Yes, the non uniformity is tantalizing despite all that blather about the really uniform cosmic background, eh? I saw an earlier version some years back in split-image 3d and it looked for all the world like the boundaries of popping beer-foam bubbles. Perhaps "the creator" had a sense of humor!

Or as some people added on to Guths inflation theory, what you're seeing is perhaps quantum fluctuations, but way extremely magnified. Fun how cosmology can be done with beer and pizza and the same data gets a lot of explanations. The 'brane guys think this was influenced by another "many worlds" universe's gravity leaking into ours. And fractal lovers have yet another model.

All seem to sorta explain how we could have fairly flat CBE yet have this sort of grouping going on -- average over enough and everything is flat, right?
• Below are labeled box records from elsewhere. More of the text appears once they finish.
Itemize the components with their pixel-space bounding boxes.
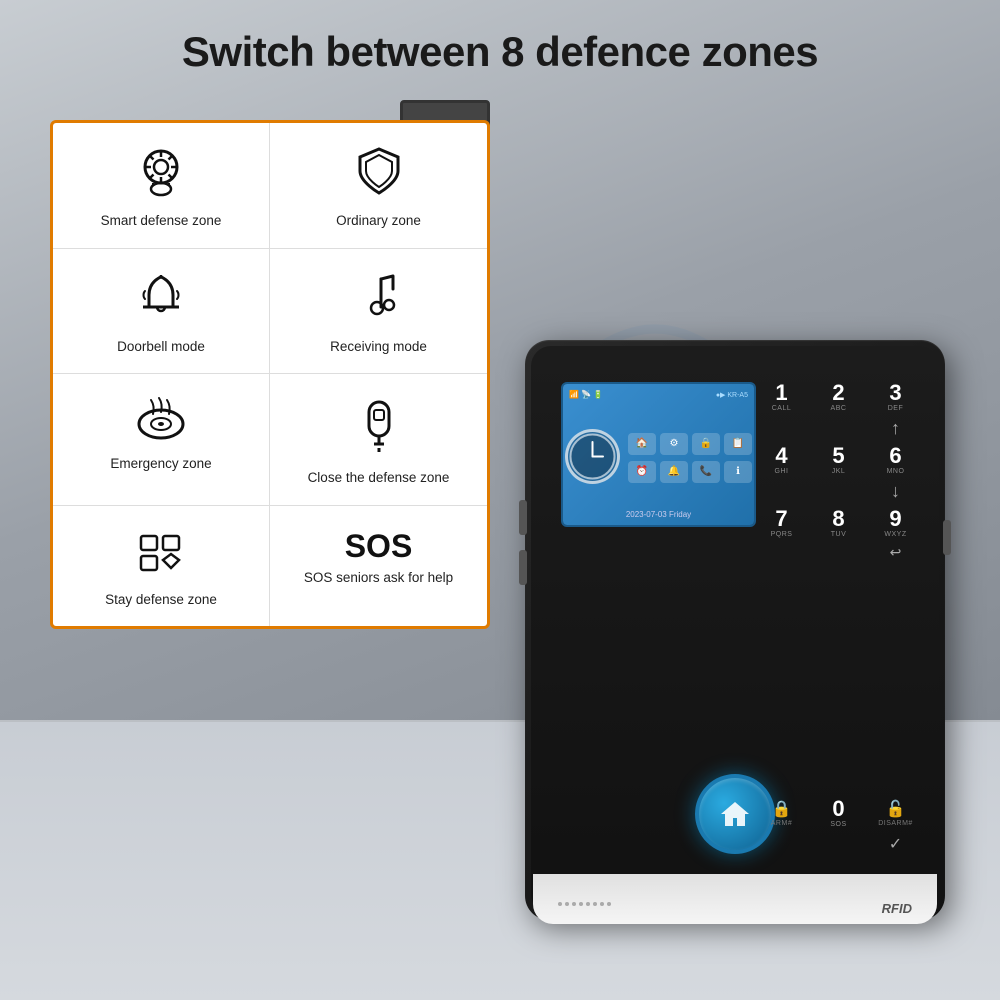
rfid-label: RFID (882, 901, 912, 916)
side-button-right[interactable] (943, 520, 951, 555)
key-2[interactable]: 2 ABC (813, 382, 864, 412)
key-0[interactable]: 0 SOS (813, 798, 864, 828)
zone-close-defense: Close the defense zone (270, 374, 487, 506)
keypad[interactable]: 1 CALL 2 ABC 3 DEF ↑ 4 (756, 382, 921, 561)
home-icon (717, 796, 753, 832)
shield-icon (356, 145, 402, 204)
key-arm[interactable]: 🔒 ARM# (756, 798, 807, 828)
device-bottom-strip: RFID (533, 874, 937, 924)
zone-receiving-label: Receiving mode (330, 338, 427, 356)
key-1[interactable]: 1 CALL (756, 382, 807, 412)
lcd-status-bar: 📶 📡 🔋 (569, 390, 603, 399)
brain-gear-icon (135, 145, 187, 204)
zone-doorbell-label: Doorbell mode (117, 338, 205, 356)
bottom-keypad[interactable]: 🔒 ARM# 0 SOS 🔓 DISARM# ✓ (756, 798, 921, 854)
smoke-detector-icon (133, 396, 189, 447)
zone-smart-defense-label: Smart defense zone (101, 212, 222, 230)
key-fob-icon (361, 396, 397, 461)
key-confirm[interactable]: ✓ (870, 834, 921, 854)
zone-ordinary-label: Ordinary zone (336, 212, 421, 230)
key-9[interactable]: 9 WXYZ (870, 508, 921, 538)
key-backspace[interactable]: ↩ (870, 544, 921, 561)
stay-icons-icon (135, 528, 187, 583)
device-body: 📶 📡 🔋 ●▶ KR-A5 (525, 340, 945, 920)
bell-icon (137, 271, 185, 330)
zone-sos-label: SOS seniors ask for help (304, 569, 453, 587)
zone-stay-defense: Stay defense zone (53, 506, 270, 627)
zones-grid: Smart defense zone Ordinary zone (53, 123, 487, 626)
lcd-alarm-id: ●▶ KR-A5 (716, 391, 748, 399)
key-6[interactable]: 6 MNO (870, 445, 921, 475)
key-7[interactable]: 7 PQRS (756, 508, 807, 538)
key-3[interactable]: 3 DEF (870, 382, 921, 412)
lcd-date: 2023-07-03 Friday (569, 510, 748, 519)
zone-sos: SOS SOS seniors ask for help (270, 506, 487, 627)
zone-close-defense-label: Close the defense zone (308, 469, 450, 487)
alarm-device: 📶 📡 🔋 ●▶ KR-A5 (525, 340, 945, 920)
page-title: Switch between 8 defence zones (0, 28, 1000, 76)
music-note-icon (359, 271, 399, 330)
lcd-screen: 📶 📡 🔋 ●▶ KR-A5 (561, 382, 756, 527)
key-5[interactable]: 5 JKL (813, 445, 864, 475)
lcd-app-icons: 🏠 ⚙ 🔒 📋 (628, 429, 752, 457)
key-4[interactable]: 4 GHI (756, 445, 807, 475)
zone-doorbell: Doorbell mode (53, 249, 270, 375)
lcd-clock (565, 429, 620, 484)
sos-icon: SOS (345, 528, 413, 565)
key-8[interactable]: 8 TUV (813, 508, 864, 538)
key-up[interactable]: ↑ (870, 418, 921, 439)
key-disarm[interactable]: 🔓 DISARM# (870, 798, 921, 828)
speaker-grill (558, 902, 611, 906)
zone-emergency: Emergency zone (53, 374, 270, 506)
zone-receiving: Receiving mode (270, 249, 487, 375)
zone-smart-defense: Smart defense zone (53, 123, 270, 249)
zone-emergency-label: Emergency zone (110, 455, 211, 473)
side-button-2[interactable] (519, 550, 527, 585)
key-down[interactable]: ↓ (870, 481, 921, 502)
defence-zones-card: Smart defense zone Ordinary zone (50, 120, 490, 629)
side-button-1[interactable] (519, 500, 527, 535)
zone-ordinary: Ordinary zone (270, 123, 487, 249)
zone-stay-defense-label: Stay defense zone (105, 591, 217, 609)
device-face: 📶 📡 🔋 ●▶ KR-A5 (531, 346, 939, 914)
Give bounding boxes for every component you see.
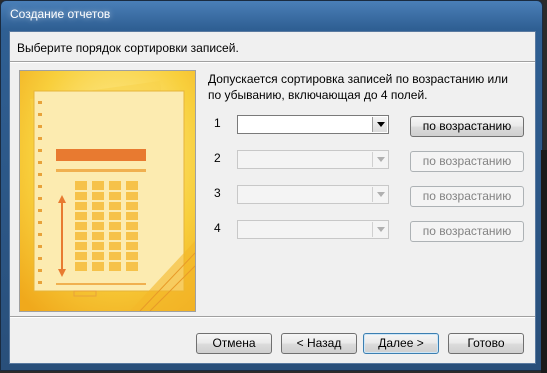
sort-order-2-button[interactable]: по возрастанию xyxy=(410,151,524,172)
sort-field-3-combo[interactable] xyxy=(237,185,389,204)
sort-field-2-combo[interactable] xyxy=(237,150,389,169)
header-separator xyxy=(10,61,535,63)
dropdown-arrow-icon[interactable] xyxy=(372,187,387,202)
report-illustration-graphic xyxy=(20,71,195,311)
window-title: Создание отчетов xyxy=(10,7,111,21)
cancel-button[interactable]: Отмена xyxy=(196,333,272,354)
dialog-client-area: Выберите порядок сортировки записей. Доп… xyxy=(9,31,536,364)
sort-order-3-button[interactable]: по возрастанию xyxy=(410,186,524,207)
dropdown-arrow-icon[interactable] xyxy=(372,152,387,167)
dropdown-arrow-icon[interactable] xyxy=(372,117,387,132)
dialog-window: Создание отчетов Выберите порядок сортир… xyxy=(0,0,543,371)
sort-row-2-number: 2 xyxy=(214,151,221,165)
finish-button[interactable]: Готово xyxy=(448,333,524,354)
back-button[interactable]: < Назад xyxy=(281,333,357,354)
sort-order-4-button[interactable]: по возрастанию xyxy=(410,221,524,242)
report-illustration xyxy=(19,70,196,312)
background-window-edge xyxy=(541,150,547,373)
sort-row-3-number: 3 xyxy=(214,186,221,200)
sort-order-1-button[interactable]: по возрастанию xyxy=(410,116,524,137)
dropdown-arrow-icon[interactable] xyxy=(372,222,387,237)
sort-field-4-combo[interactable] xyxy=(237,220,389,239)
sort-row-1-number: 1 xyxy=(214,116,221,130)
footer-separator xyxy=(10,316,535,318)
instruction-text: Выберите порядок сортировки записей. xyxy=(17,41,239,55)
sort-description: Допускается сортировка записей по возрас… xyxy=(208,72,508,102)
next-button[interactable]: Далее > xyxy=(363,333,439,354)
sort-row-4-number: 4 xyxy=(214,221,221,235)
sort-field-1-combo[interactable] xyxy=(237,115,389,134)
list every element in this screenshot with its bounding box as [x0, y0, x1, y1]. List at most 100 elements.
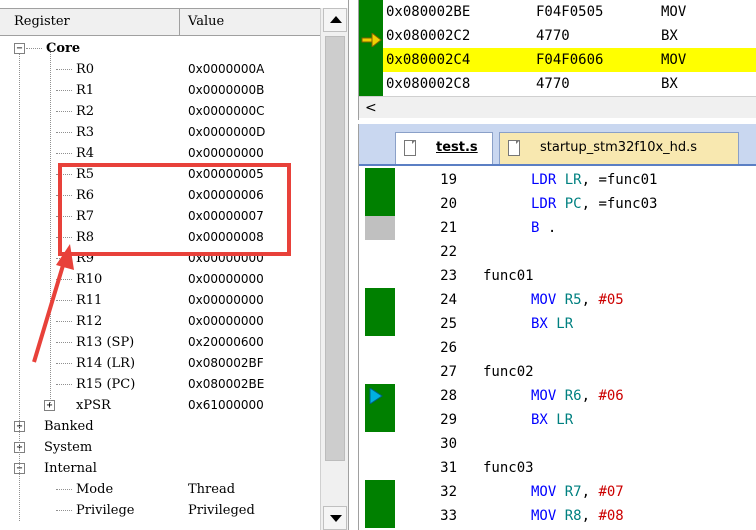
column-separator[interactable] [179, 9, 180, 35]
collapse-toggle-core[interactable]: − [14, 43, 25, 54]
disassembly-window: 0x080002BE F04F0505 MOV 0x080002C2 4770 BX 0x0… [358, 0, 756, 120]
source-line[interactable]: 24 MOV R5, #05 [395, 288, 756, 312]
current-instruction-arrow-icon [361, 33, 382, 47]
editor-body[interactable]: 19 LDR LR, =func01 20 LDR PC, =func03 21 B .2… [359, 168, 756, 530]
register-row[interactable]: R2 0x0000000C [0, 101, 320, 122]
register-value[interactable]: 0x61000000 [188, 395, 264, 416]
tree-row-group[interactable]: + Banked [0, 416, 320, 437]
disassembly-row[interactable]: 0x080002C2 4770 BX [383, 24, 756, 48]
source-line[interactable]: 21 B . [395, 216, 756, 240]
disassembly-executed-gutter [359, 0, 383, 96]
register-row[interactable]: R4 0x00000000 [0, 143, 320, 164]
scroll-thumb[interactable] [325, 36, 345, 461]
register-token: PC [564, 196, 582, 212]
source-line[interactable]: 30 [395, 432, 756, 456]
register-value[interactable]: 0x00000000 [188, 290, 264, 311]
line-number: 33 [440, 508, 457, 524]
register-value[interactable]: 0x00000000 [188, 311, 264, 332]
line-number: 20 [440, 196, 457, 212]
source-line[interactable]: 20 LDR PC, =func03 [395, 192, 756, 216]
instruction-address: 0x080002BE [386, 4, 471, 20]
tree-row-group[interactable]: − Internal [0, 458, 320, 479]
source-line[interactable]: 28 MOV R6, #06 [395, 384, 756, 408]
scroll-left-button[interactable]: < [365, 100, 377, 116]
executed-line-marker [365, 192, 395, 216]
register-row[interactable]: R1 0x0000000B [0, 80, 320, 101]
source-code: func01 [483, 264, 534, 288]
source-line[interactable]: 29 BX LR [395, 408, 756, 432]
source-code: B . [531, 216, 556, 240]
tree-label-core: Core [46, 41, 81, 56]
source-line[interactable]: 31 func03 [395, 456, 756, 480]
column-header-register[interactable]: Register [14, 9, 70, 35]
register-row[interactable]: R0 0x0000000A [0, 59, 320, 80]
register-row[interactable]: Mode Thread [0, 479, 320, 500]
tree-row-core[interactable]: − Core [0, 38, 320, 59]
line-number: 30 [440, 436, 457, 452]
source-code: LDR LR, =func01 [531, 168, 657, 192]
register-row[interactable]: R12 0x00000000 [0, 311, 320, 332]
instruction-address: 0x080002C8 [386, 76, 471, 92]
executed-line-marker [365, 504, 395, 528]
register-value[interactable]: 0x0000000D [188, 122, 265, 143]
instruction-keyword: LDR [531, 172, 557, 188]
register-row[interactable]: R15 (PC) 0x080002BE [0, 374, 320, 395]
source-line[interactable]: 23 func01 [395, 264, 756, 288]
tab-label: startup_stm32f10x_hd.s [540, 140, 698, 155]
register-value[interactable]: 0x0000000C [188, 101, 265, 122]
disassembly-row[interactable]: 0x080002BE F04F0505 MOV [383, 0, 756, 24]
register-value[interactable]: 0x0000000B [188, 80, 264, 101]
scroll-down-button[interactable] [323, 506, 347, 530]
disassembly-row[interactable]: 0x080002C8 4770 BX [383, 72, 756, 96]
document-icon [508, 140, 520, 156]
register-row[interactable]: R11 0x00000000 [0, 290, 320, 311]
register-row[interactable]: R13 (SP) 0x20000600 [0, 332, 320, 353]
instruction-keyword: MOV [531, 388, 557, 404]
register-value[interactable]: Thread [188, 479, 235, 500]
scroll-up-button[interactable] [323, 8, 347, 32]
tab-label: test.s [436, 140, 478, 155]
register-value[interactable]: 0x00000000 [188, 269, 264, 290]
tab-startup-stm32f10x-hd-s[interactable]: startup_stm32f10x_hd.s [499, 132, 739, 164]
register-row[interactable]: R3 0x0000000D [0, 122, 320, 143]
register-name: R12 [76, 314, 103, 329]
source-line[interactable]: 32 MOV R7, #07 [395, 480, 756, 504]
line-number: 26 [440, 340, 457, 356]
register-value[interactable]: 0x080002BF [188, 353, 264, 374]
source-line[interactable]: 22 [395, 240, 756, 264]
register-token: R8 [564, 508, 582, 524]
register-value[interactable]: Privileged [188, 500, 255, 521]
tab-test-s[interactable]: test.s [395, 132, 493, 164]
code-token: , [581, 292, 599, 308]
source-line[interactable]: 33 MOV R8, #08 [395, 504, 756, 528]
column-header-value[interactable]: Value [188, 9, 224, 35]
register-name: R11 [76, 293, 103, 308]
register-value[interactable]: 0x20000600 [188, 332, 264, 353]
line-number: 21 [440, 220, 457, 236]
line-number: 25 [440, 316, 457, 332]
registers-vertical-scrollbar[interactable] [320, 8, 348, 530]
register-row[interactable]: R10 0x00000000 [0, 269, 320, 290]
tree-connector [56, 321, 72, 322]
disassembly-horizontal-scrollbar[interactable]: < [359, 96, 756, 118]
line-number: 28 [440, 388, 457, 404]
register-value[interactable]: 0x080002BE [188, 374, 264, 395]
source-line[interactable]: 25 BX LR [395, 312, 756, 336]
disassembly-row-current[interactable]: 0x080002C4 F04F0606 MOV [383, 48, 756, 72]
editor-gutter[interactable] [359, 168, 395, 530]
line-number: 31 [440, 460, 457, 476]
executed-line-marker [365, 480, 395, 504]
source-line[interactable]: 19 LDR LR, =func01 [395, 168, 756, 192]
source-line[interactable]: 27 func02 [395, 360, 756, 384]
tree-row-group[interactable]: + System [0, 437, 320, 458]
register-value[interactable]: 0x00000000 [188, 143, 264, 164]
register-row-xpsr[interactable]: + xPSR 0x61000000 [0, 395, 320, 416]
code-token: func01 [483, 268, 534, 284]
executed-line-marker [365, 168, 395, 192]
tree-connector [56, 342, 72, 343]
source-line[interactable]: 26 [395, 336, 756, 360]
register-value[interactable]: 0x0000000A [188, 59, 264, 80]
register-row[interactable]: Privilege Privileged [0, 500, 320, 521]
register-name: R10 [76, 272, 103, 287]
register-row[interactable]: R14 (LR) 0x080002BF [0, 353, 320, 374]
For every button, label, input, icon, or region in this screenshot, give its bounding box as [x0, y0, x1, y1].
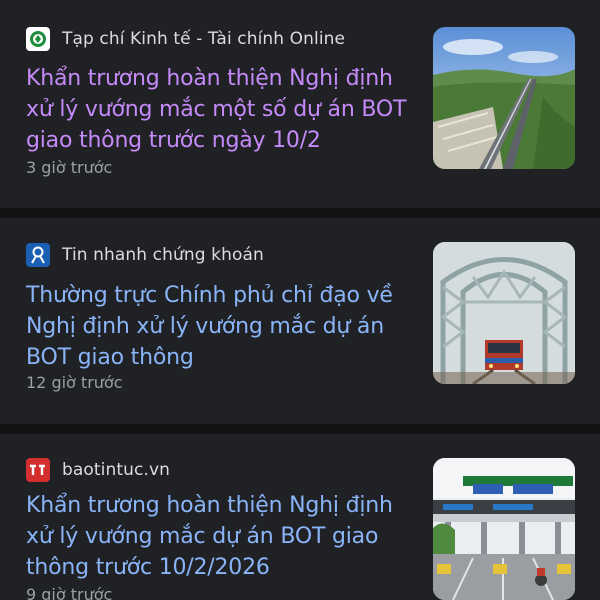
article-timestamp: 3 giờ trước	[26, 158, 113, 177]
highway-aerial-image[interactable]	[433, 27, 575, 169]
article-timestamp: 12 giờ trước	[26, 373, 123, 392]
article-timestamp: 9 giờ trước	[26, 585, 113, 600]
green-circle-logo-icon	[26, 27, 50, 51]
article-source: baotintuc.vn	[26, 456, 170, 484]
article-headline-link[interactable]: Khẩn trương hoàn thiện Nghị định xử lý v…	[26, 490, 416, 583]
source-name: baotintuc.vn	[62, 460, 170, 480]
news-card[interactable]: baotintuc.vn Khẩn trương hoàn thiện Nghị…	[0, 434, 600, 600]
article-source: Tin nhanh chứng khoán	[26, 241, 264, 269]
article-headline-link[interactable]: Khẩn trương hoàn thiện Nghị định xử lý v…	[26, 63, 416, 156]
news-card[interactable]: Tạp chí Kinh tế - Tài chính Online Khẩn …	[0, 0, 600, 208]
article-headline-link[interactable]: Thường trực Chính phủ chỉ đạo về Nghị đị…	[26, 280, 416, 373]
article-source: Tạp chí Kinh tế - Tài chính Online	[26, 25, 345, 53]
source-name: Tạp chí Kinh tế - Tài chính Online	[62, 29, 346, 49]
blue-person-logo-icon	[26, 243, 50, 267]
red-tt-logo-icon	[26, 458, 50, 482]
railway-bridge-train-image[interactable]	[433, 242, 575, 384]
news-feed: Tạp chí Kinh tế - Tài chính Online Khẩn …	[0, 0, 600, 600]
toll-station-image[interactable]	[433, 458, 575, 600]
source-name: Tin nhanh chứng khoán	[62, 245, 264, 265]
news-card[interactable]: Tin nhanh chứng khoán Thường trực Chính …	[0, 218, 600, 424]
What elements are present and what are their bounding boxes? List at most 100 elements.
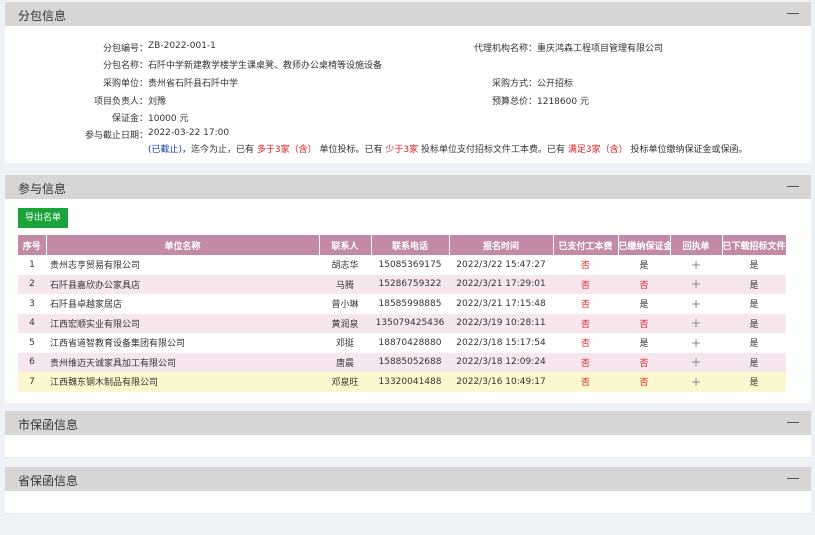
cell-company: 石阡县嘉欣办公家具店 <box>46 274 319 294</box>
table-row[interactable]: 1 贵州志亨贸易有限公司 胡志华 15085369175 2022/3/22 1… <box>18 255 786 275</box>
cell-index: 1 <box>18 255 46 275</box>
cell-phone: 18870428880 <box>371 333 449 353</box>
manager-label: 项目负责人： <box>93 97 148 107</box>
cell-time: 2022/3/16 10:49:17 <box>449 372 553 392</box>
cell-fee-paid: 否 <box>553 274 618 294</box>
cell-downloaded: 是 <box>722 313 786 333</box>
cell-downloaded: 是 <box>722 255 786 275</box>
notice-highlight-1: 多于3家（含） <box>256 145 317 155</box>
package-name-value: 石阡中学新建教学楼学生课桌凳、教师办公桌椅等设施设备 <box>148 61 383 71</box>
cell-contact: 马腾 <box>319 274 371 294</box>
cell-company: 石阡县卓越家居店 <box>46 294 319 314</box>
cell-time: 2022/3/22 15:47:27 <box>449 255 553 275</box>
cell-company: 贵州维迈天诚家具加工有限公司 <box>46 352 319 372</box>
cell-deposit-paid: 否 <box>618 352 670 372</box>
cell-time: 2022/3/18 15:17:54 <box>449 333 553 353</box>
plus-icon[interactable]: + <box>670 294 722 314</box>
city-guarantee-header[interactable]: 市保函信息 <box>5 411 811 435</box>
cell-index: 2 <box>18 274 46 294</box>
cell-deposit-paid: 否 <box>618 372 670 392</box>
cell-phone: 15286759322 <box>371 274 449 294</box>
col-header-receipt: 回执单 <box>670 235 723 255</box>
table-row[interactable]: 6 贵州维迈天诚家具加工有限公司 唐晨 15885052688 2022/3/1… <box>18 352 786 372</box>
cell-contact: 邓挺 <box>319 333 371 353</box>
agency-value: 重庆鸿森工程项目管理有限公司 <box>537 44 664 54</box>
table-row[interactable]: 7 江西魏东钢木制品有限公司 邓泉旺 13320041488 2022/3/16… <box>18 372 786 392</box>
col-header-deposit-paid: 已缴纳保证金 <box>618 235 671 255</box>
cell-fee-paid: 否 <box>553 372 618 392</box>
cell-downloaded: 是 <box>722 294 786 314</box>
status-badge: (已截止) <box>148 145 183 155</box>
col-header-phone: 联系电话 <box>371 235 450 255</box>
cell-contact: 曾小琳 <box>319 294 371 314</box>
participants-table: 序号 单位名称 联系人 联系电话 报名时间 已支付工本费 已缴纳保证金 回执单 … <box>18 235 787 392</box>
cell-time: 2022/3/19 10:28:11 <box>449 313 553 333</box>
notice-text-2: 单位投标。已有 <box>319 145 383 155</box>
plus-icon[interactable]: + <box>670 274 722 294</box>
col-header-contact: 联系人 <box>319 235 372 255</box>
plus-icon[interactable]: + <box>670 333 722 353</box>
collapse-icon[interactable] <box>787 478 799 479</box>
cell-phone: 18585998885 <box>371 294 449 314</box>
cell-phone: 15885052688 <box>371 352 449 372</box>
cell-index: 7 <box>18 372 46 392</box>
export-list-button[interactable]: 导出名单 <box>18 208 68 228</box>
notice-text-1: ，迄今为止，已有 <box>182 145 255 155</box>
deposit-value: 10000 元 <box>148 114 189 124</box>
participants-panel: 参与信息 导出名单 序号 单位名称 联系人 联系电话 报名时间 已支付工本费 已… <box>5 175 811 403</box>
plus-icon[interactable]: + <box>670 352 722 372</box>
col-header-fee-paid: 已支付工本费 <box>553 235 619 255</box>
agency-label: 代理机构名称： <box>473 44 537 54</box>
table-row[interactable]: 2 石阡县嘉欣办公家具店 马腾 15286759322 2022/3/21 17… <box>18 274 786 294</box>
cell-contact: 邓泉旺 <box>319 372 371 392</box>
table-row[interactable]: 5 江西省道智教育设备集团有限公司 邓挺 18870428880 2022/3/… <box>18 333 786 353</box>
cell-company: 贵州志亨贸易有限公司 <box>46 255 319 275</box>
budget-label: 预算总价： <box>491 97 537 107</box>
col-header-company: 单位名称 <box>46 235 320 255</box>
section-title: 参与信息 <box>18 182 67 196</box>
cell-fee-paid: 否 <box>553 333 618 353</box>
method-label: 采购方式： <box>491 79 537 89</box>
manager-value: 刘豫 <box>148 97 167 107</box>
cell-deposit-paid: 是 <box>618 294 670 314</box>
notice-text-4: 投标单位缴纳保证金或保函。 <box>630 145 748 155</box>
cell-downloaded: 是 <box>722 333 786 353</box>
package-name-label: 分包名称： <box>102 61 148 71</box>
table-row[interactable]: 3 石阡县卓越家居店 曾小琳 18585998885 2022/3/21 17:… <box>18 294 786 314</box>
col-header-downloaded: 已下载招标文件 <box>722 235 787 255</box>
collapse-icon[interactable] <box>787 13 799 14</box>
plus-icon[interactable]: + <box>670 255 722 275</box>
participants-header[interactable]: 参与信息 <box>5 175 811 199</box>
cell-index: 5 <box>18 333 46 353</box>
cell-contact: 黄润泉 <box>319 313 371 333</box>
plus-icon[interactable]: + <box>670 372 722 392</box>
method-value: 公开招标 <box>537 79 574 89</box>
cell-company: 江西宏顺实业有限公司 <box>46 313 319 333</box>
table-row[interactable]: 4 江西宏顺实业有限公司 黄润泉 135079425436 2022/3/19 … <box>18 313 786 333</box>
cell-fee-paid: 否 <box>553 313 618 333</box>
cell-deposit-paid: 是 <box>618 255 670 275</box>
collapse-icon[interactable] <box>787 186 799 187</box>
cell-phone: 135079425436 <box>371 313 449 333</box>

I'll settle for "it's beautiful" for the moment.

Re: You are here - another stunner

PostPosted: Sun May 29, 2011 12:31 pm
by Doug Coulter
Slashdot was hyping this time-lapse vid over on popsci. For once, the hype was justified I think.

http://www.youtube.com/watch?v=wFpeM3fx ... r_embedded

http://science.slashdot.org/story/11/05 ... T-In-Chile



Even the music is good. Bring a hanky if stunning movies of the universe affect you.